Morde, zu denen die zwangsrekrutierten Kindersoldaten aus dem Gründau-/Litterbach- und Gettenbachtal durch die kommandierenden SS- und SA-Leute gezwungen wurden. Die meist aus sozialdemokratischen und kommunistischen Familien stammenden kindlich-jugendlichen Lager-Wachsoldaten bekamen zwar Gewehre für ihre Bewachungstätigkeit, aber aus gutem Grund keine Munition. Die Begründung dafür war: „Die Munition wird für die Front gebraucht!“ Die Kinder wurden von der SS und der SA dazu gezwungen, alle wegen Krankheit und Hunger nicht mehr arbeitsfähigen Kriegsgefangenen im Litterbach zu ertränken. Auch dafür die Begründung: „Jede Patrone wird für die Front gebraucht!“

 

Angesichts des Vorrückens der US-Army  wurden die Kinder eingeschworen, über alles, was in den Lagern passierte kein Wort zu verraten. Denn sonst würde man dem US-Militär verraten, dass sie Kriegsgefangene durch Ertränken ermordet hätten. So kämen sie dann vor ein Kriegsgericht.
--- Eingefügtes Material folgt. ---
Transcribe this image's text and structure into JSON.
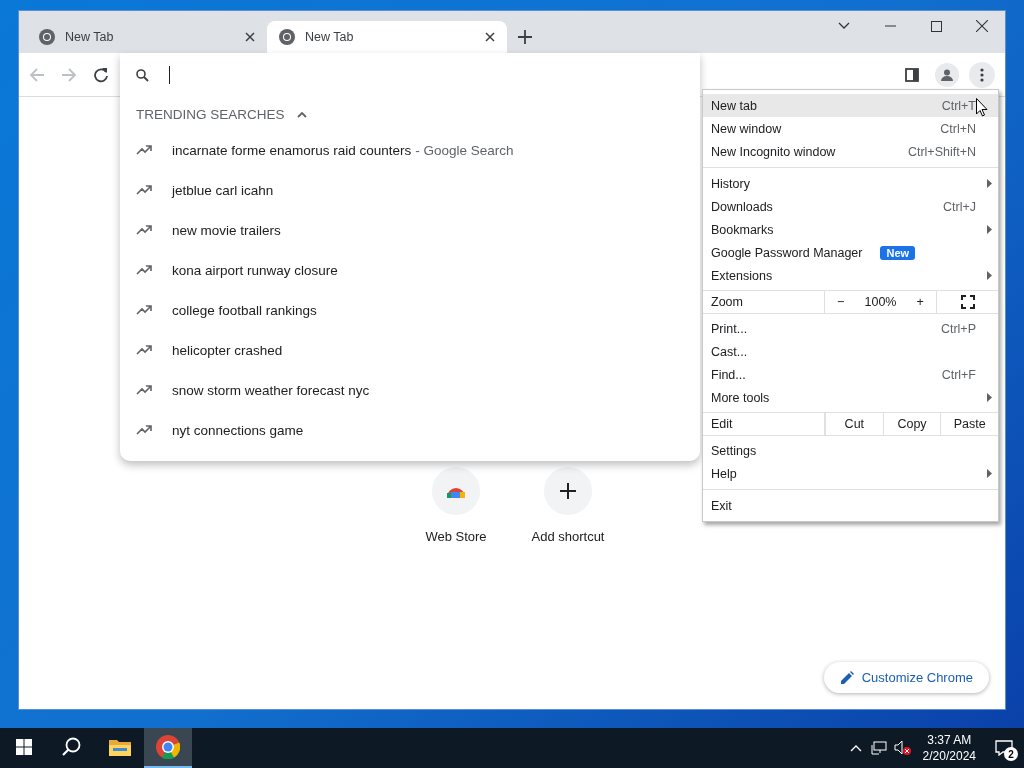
{
  "tabs": [
    {
      "title": "New Tab",
      "selected": false
    },
    {
      "title": "New Tab",
      "selected": true
    }
  ],
  "omnibox": {
    "focused": true
  },
  "suggestions": {
    "heading": "TRENDING SEARCHES",
    "expanded": true,
    "items": [
      {
        "text": "incarnate forme enamorus raid counters",
        "detail": "- Google Search"
      },
      {
        "text": "jetblue carl icahn"
      },
      {
        "text": "new movie trailers"
      },
      {
        "text": "kona airport runway closure"
      },
      {
        "text": "college football rankings"
      },
      {
        "text": "helicopter crashed"
      },
      {
        "text": "snow storm weather forecast nyc"
      },
      {
        "text": "nyt connections game"
      }
    ]
  },
  "menu": {
    "items": [
      {
        "kind": "item",
        "label": "New tab",
        "shortcut": "Ctrl+T",
        "submenu": false,
        "selected": true
      },
      {
        "kind": "item",
        "label": "New window",
        "shortcut": "Ctrl+N",
        "submenu": false,
        "selected": false
      },
      {
        "kind": "item",
        "label": "New Incognito window",
        "shortcut": "Ctrl+Shift+N",
        "submenu": false,
        "selected": false
      },
      {
        "kind": "separator"
      },
      {
        "kind": "item",
        "label": "History",
        "submenu": true,
        "selected": false
      },
      {
        "kind": "item",
        "label": "Downloads",
        "shortcut": "Ctrl+J",
        "submenu": false,
        "selected": false
      },
      {
        "kind": "item",
        "label": "Bookmarks",
        "submenu": true,
        "selected": false
      },
      {
        "kind": "item",
        "label": "Google Password Manager",
        "badge": "New",
        "submenu": false,
        "selected": false
      },
      {
        "kind": "item",
        "label": "Extensions",
        "submenu": true,
        "selected": false
      },
      {
        "kind": "zoom",
        "label": "Zoom",
        "minus": "−",
        "value": "100%",
        "plus": "+"
      },
      {
        "kind": "item",
        "label": "Print...",
        "shortcut": "Ctrl+P",
        "submenu": false,
        "selected": false
      },
      {
        "kind": "item",
        "label": "Cast...",
        "submenu": false,
        "selected": false
      },
      {
        "kind": "item",
        "label": "Find...",
        "shortcut": "Ctrl+F",
        "submenu": false,
        "selected": false
      },
      {
        "kind": "item",
        "label": "More tools",
        "submenu": true,
        "selected": false
      },
      {
        "kind": "edit",
        "label": "Edit",
        "actions": [
          "Cut",
          "Copy",
          "Paste"
        ]
      },
      {
        "kind": "item",
        "label": "Settings",
        "submenu": false,
        "selected": false
      },
      {
        "kind": "item",
        "label": "Help",
        "submenu": true,
        "selected": false
      },
      {
        "kind": "separator"
      },
      {
        "kind": "item",
        "label": "Exit",
        "submenu": false,
        "selected": false
      }
    ]
  },
  "shortcuts": [
    {
      "kind": "store",
      "label": "Web Store"
    },
    {
      "kind": "add",
      "label": "Add shortcut"
    }
  ],
  "customize_button": "Customize Chrome",
  "taskbar": {
    "apps": [
      {
        "kind": "files",
        "selected": false
      },
      {
        "kind": "chrome",
        "selected": true
      }
    ],
    "time": "3:37 AM",
    "date": "2/20/2024",
    "notifications": "2"
  }
}
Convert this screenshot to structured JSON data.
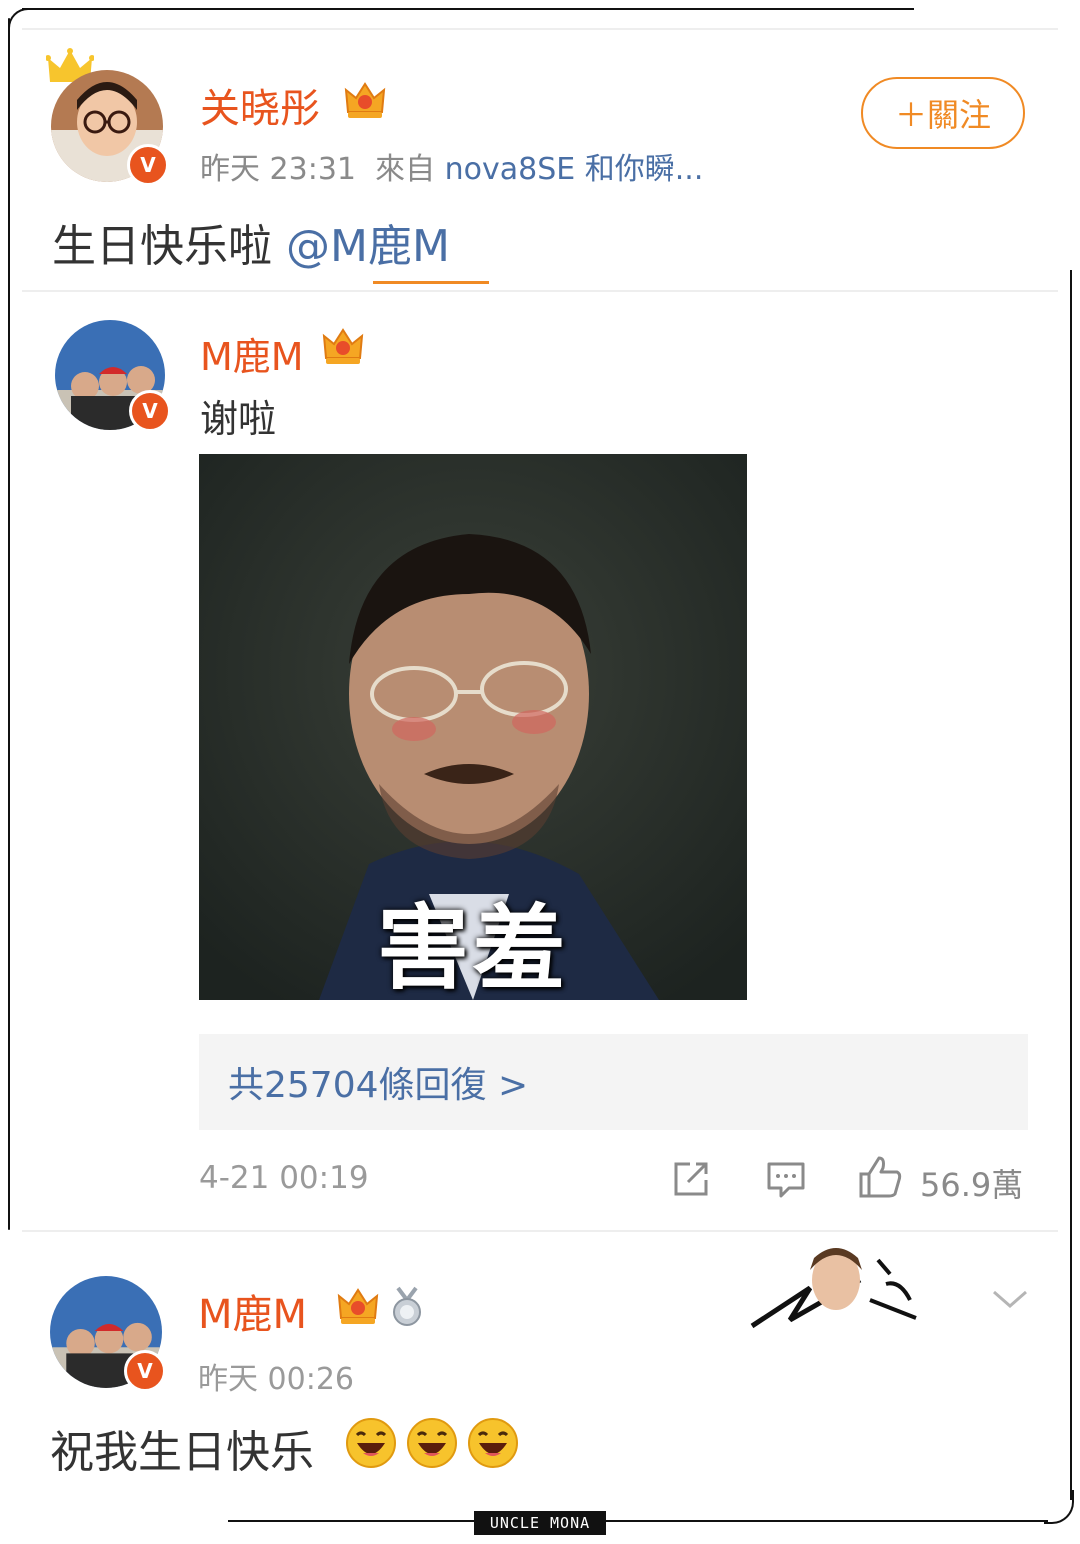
{
  "post": {
    "author": "关晓彤",
    "time": "昨天 23:31",
    "source_prefix": "來自",
    "source": "nova8SE 和你瞬...",
    "text": "生日快乐啦",
    "mention": "@M鹿M",
    "follow_label": "＋關注"
  },
  "reply": {
    "author": "M鹿M",
    "text": "谢啦",
    "image_caption": "害羞",
    "replies_label": "共25704條回復 >",
    "time": "4-21 00:19",
    "likes": "56.9萬"
  },
  "comment2": {
    "author": "M鹿M",
    "time": "昨天 00:26",
    "text": "祝我生日快乐"
  },
  "watermark": "UNCLE MONA",
  "colors": {
    "accent": "#e8541e",
    "link": "#4a6fa5",
    "follow": "#f08a24"
  },
  "icons": [
    "crown-icon",
    "verified-icon",
    "vip-crown-icon",
    "share-icon",
    "comment-icon",
    "like-icon",
    "medal-icon",
    "chevron-down-icon",
    "laugh-emoji-icon"
  ]
}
Breitenborner Ex-Kindersoldaten haben mir das berichtet und mich gebeten, ihre Namen nicht zu nennen, denn sonst würde ihnen Gefängnis drohen und mindestens die NS-Opferrente gestrichen. Nach ihren Bitten habe ich die versehentlich von mir vor 15 Jahren im Internet veröffentlichten Namen schleunigst gelöscht.

Wenn man -wie Wilhelm Pfannmüller- von 1945 bis 1987 noch um  die NS-Opferrente, um die Rente aus Lagerarbeit und Zwangskriegsdienst im Strafbataillon 999 und um Wiedergutmachung für erlittene KZ-, Zuchthaushaft und Beschlagnahme von Eigentum kämpfen muss, weiß, was die Streichung der mageren NS-Opferrenten für altersarme Rentner bedeuten würde, bedeutet hätte, denn sie sind mittlerweile gestorben.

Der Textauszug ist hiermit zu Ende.